La Chambre des représentants a adopté sa version du CLARITY Act en 2025, tandis que les législateurs du Sénat ont passé 2026 à négocier leur approche sur des questions telles que la division des pouvoirs entre la SEC et la CFTC.
Atkins a déclaré que la SEC n'a pas besoin d'arrêter toute réglementation des cryptomonnaies tant que la législation reste en suspens. En juillet, le président a déclaré que la commission était prête à utiliser ses pouvoirs existants si le Congrès ne parvenait pas à finaliser le projet de loi sur la structure du marché.
Alors qu'Atkins discutait du CLARITY Act, il a déclaré que la SEC était « prête, disposée et capable » d'agir dans les domaines relevant de son autorité tout en affirmant qu'une législation fournirait un cadre plus durable pour les questions nécessitant une action du Congrès.
Certaines parties de la réglementation des cryptomonnaies ne peuvent pas être réglées par la seule SEC. Accorder à la CFTC l'autorité sur les marchés spot de matières premières numériques, par exemple, nécessite une législation car la SEC ne peut pas accorder de juridiction à un autre régulateur fédéral par ses propres règles.
Les règles concernant les conseillers en investissement enregistrés et les sociétés d'investissement relèvent directement des responsabilités existantes de la SEC. La proposition sur la conservation peut donc progresser dans le processus de réglementation de l'agence indépendamment des négociations du Congrès sur la législation relative à la structure du marché.
Le Bureau de la gestion et du budget doit achever son examen avant que la proposition sur la conservation ne puisse être renvoyée à la SEC pour la prochaine étape du processus.
Une fois renvoyée, les commissaires voteraient sur l'opportunité de publier la proposition. La SEC compte actuellement trois commissaires républicains, et l'approbation rendrait le texte intégral accessible au public pour la première fois.
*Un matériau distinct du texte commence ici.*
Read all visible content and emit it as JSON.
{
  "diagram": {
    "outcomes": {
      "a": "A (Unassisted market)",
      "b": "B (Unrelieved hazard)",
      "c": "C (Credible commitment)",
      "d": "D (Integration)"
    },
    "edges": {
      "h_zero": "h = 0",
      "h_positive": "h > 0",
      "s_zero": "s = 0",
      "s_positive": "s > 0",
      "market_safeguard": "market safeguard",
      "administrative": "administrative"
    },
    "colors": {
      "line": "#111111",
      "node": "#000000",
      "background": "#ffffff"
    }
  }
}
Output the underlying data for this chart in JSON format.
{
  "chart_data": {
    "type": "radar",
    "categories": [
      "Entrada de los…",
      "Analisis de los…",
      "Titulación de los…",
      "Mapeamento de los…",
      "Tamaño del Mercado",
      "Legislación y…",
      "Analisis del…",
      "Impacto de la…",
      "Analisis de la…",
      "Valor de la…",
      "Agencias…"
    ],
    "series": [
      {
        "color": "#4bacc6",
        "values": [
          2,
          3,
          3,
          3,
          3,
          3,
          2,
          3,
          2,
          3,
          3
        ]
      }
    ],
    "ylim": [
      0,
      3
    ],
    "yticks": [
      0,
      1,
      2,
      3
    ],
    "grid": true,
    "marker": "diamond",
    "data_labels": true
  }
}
Une règle proposée resterait alors normalement ouverte aux commentaires du public pendant au moins 60 jours, permettant aux conseillers en investissement, aux sociétés d'investissement, aux dépositaires, aux entreprises de cryptomonnaies et aux autres parties intéressées de soumettre des réponses.
Le personnel de la SEC examinerait ces commentaires et pourrait modifier des parties de la proposition avant de préparer une version finale. Toute règle achevée devrait ensuite retourner devant la commission pour un autre vote avant de pouvoir entrer en vigueur.
Le processus fait suite à la décision de la commission d'abandonner plusieurs propositions inachevées liées aux cryptomonnaies héritées de l'administration précédente et de relancer le processus réglementaire là où elle souhaite poursuivre de nouvelles exigences.
Parmi les mesures retirées en 2025 figurait une tentative d'élargir la définition des bourses de valeurs mobilières, parallèlement à la proposition de sauvegarde couvrant les conseillers en investissement. La SEC a déclaré à l'époque que de nouvelles actions réglementaires dans les domaines abandonnés commenceraient par de nouvelles propositions plutôt que de poursuivre les procédures antérieures.
La proposition sur la conservation est classée comme économiquement significative dans l'agenda réglementaire fédéral. La SEC a déclaré qu'elle évaluerait les coûts, les avantages et les autres effets économiques attendus lors de l'élaboration de la règle, ses dispositions étant destinées à couvrir à la fois les actifs des clients conseillés et les actifs détenus par les sociétés d'investissement.